Along with the setting, Robbins had to locate the right actors, especially for the lead.
"To play that role, I needed an A list actor," Robbins said, explaining by A list, he meant quality of craft. He said without the right actress to play Miller, the making of the film could destroy a beautiful story.
"In walked Elizabeth Houlihan. I never met her before in my life. She blew me away. In every single scene, she is breathtaking."
"She is one of the best actresses I have worked with," he said, adding that he has worked with countless actresses, including Oscar winners.
"She led the film with her eyes," Reid said.
Playing Miller's husband, Steve, was Jason John Beebe.
"He did an amazing job," said Miller, who got to watch the filming.
While the leads' names may not have been household words, three of the actors who had minor roles have been in TV and Hollywood productions.
Eddie Mekka, who played Carmine, "The Big Ragu" in the late 1970s and early 1980s sitcom "Laverne and Shirley," plays the doctor who tells Debbie that her legs need to be amputated.
Peter Kent, a stuntman who played Arnold Schwarzenegger's double in 14 of his films, plays the obstetrics/gynecology specialist who tells Debbie that her unborn baby is dead.
Jeff Rose, who was Major Bryce Ogden in the TV series "Army Wives," and Doug Resnick in the TV series "Drop Dead Diva," plays the pastor at her bedside.
Miller said to watch her life unfold during the making of the movie was like watching a dream. It almost seemed surreal, she said.
Her purpose in telling her story through the book and the movie is to give others hope.
"They are not alone," she said.
"When you lose a child, a part of yourself dies. You think no one cares," she said.
She said a bond exists among women who have lost a child whether it is through a miscarriage, abortion, still- birth or other means.
Her message is "You can survive. You can make it."
She said a woman who had an abortion came up to her at a speaking engagement and told Miller she didn't think God would forgive her until she heard Miller's story.
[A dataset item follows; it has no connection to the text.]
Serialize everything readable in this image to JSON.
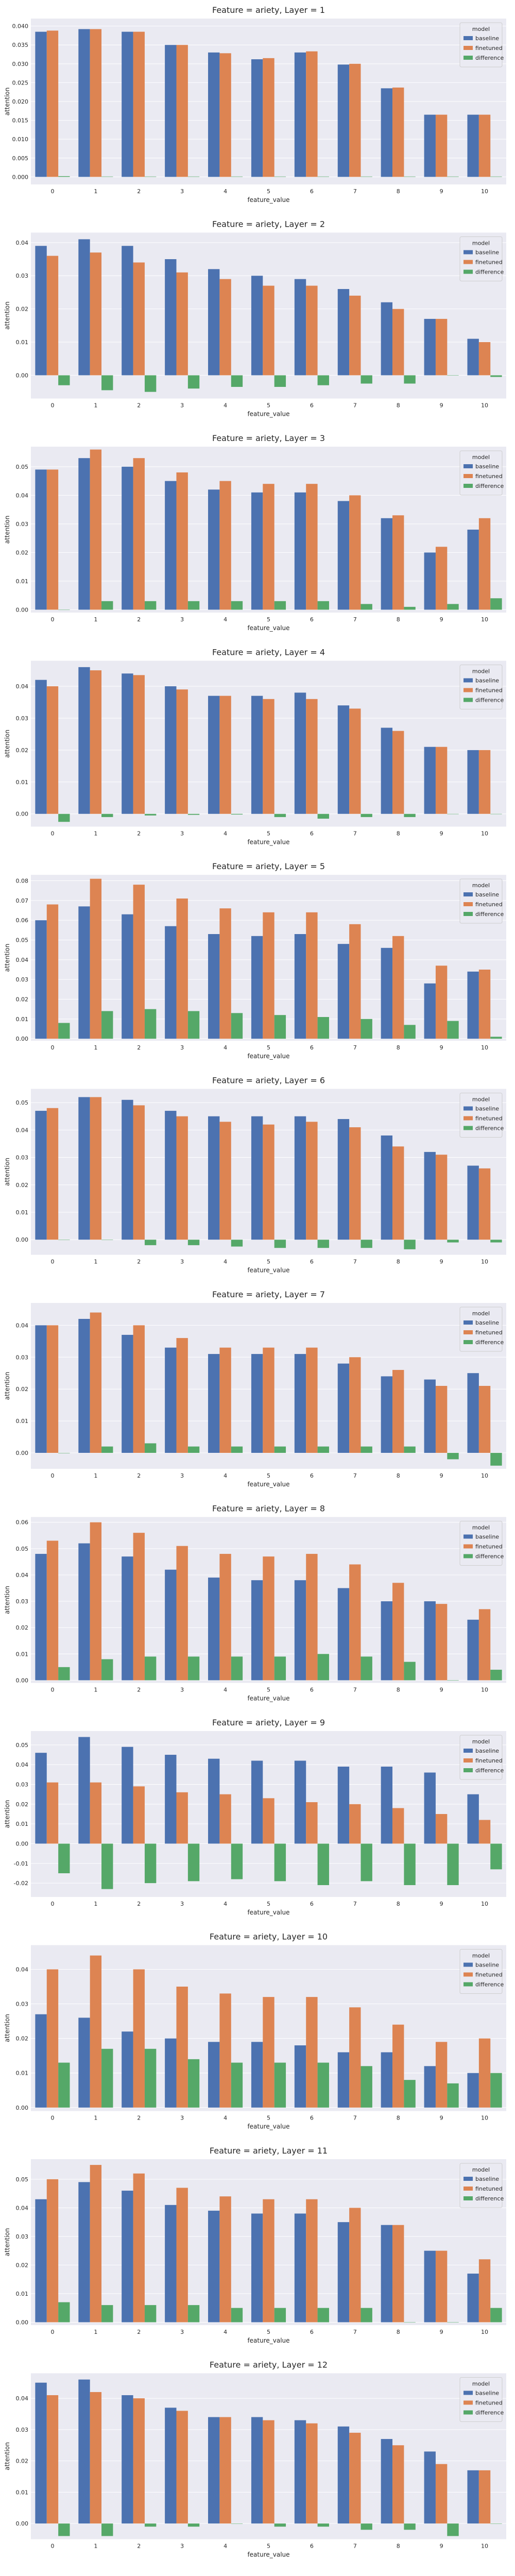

"God took a terrible tragedy and was able to turn it around," said Miller, who admitted that she has had other difficult moments in her life.
Although she and Steve have two daughters and a son, she also miscarried what was thought to be twins in addition to losing Michael.
Her childhood was not easy, either. Her mother was single when she got pregnant with Debbie, and Miller never knew her father.
"I was told I would never amount to anything," she said.
Miller said her story is one of blood and tears, but there is hope in the end.
Steve and Debbie Miller will attend the showing of "Through a Mother's Eyes" in Altoona. She said she loves the people of Altoona and being able to return to central Pennsylvania, the area of her childhood roots.
"God has a plan for your life and when you least expect it, he will bring you back home," she said.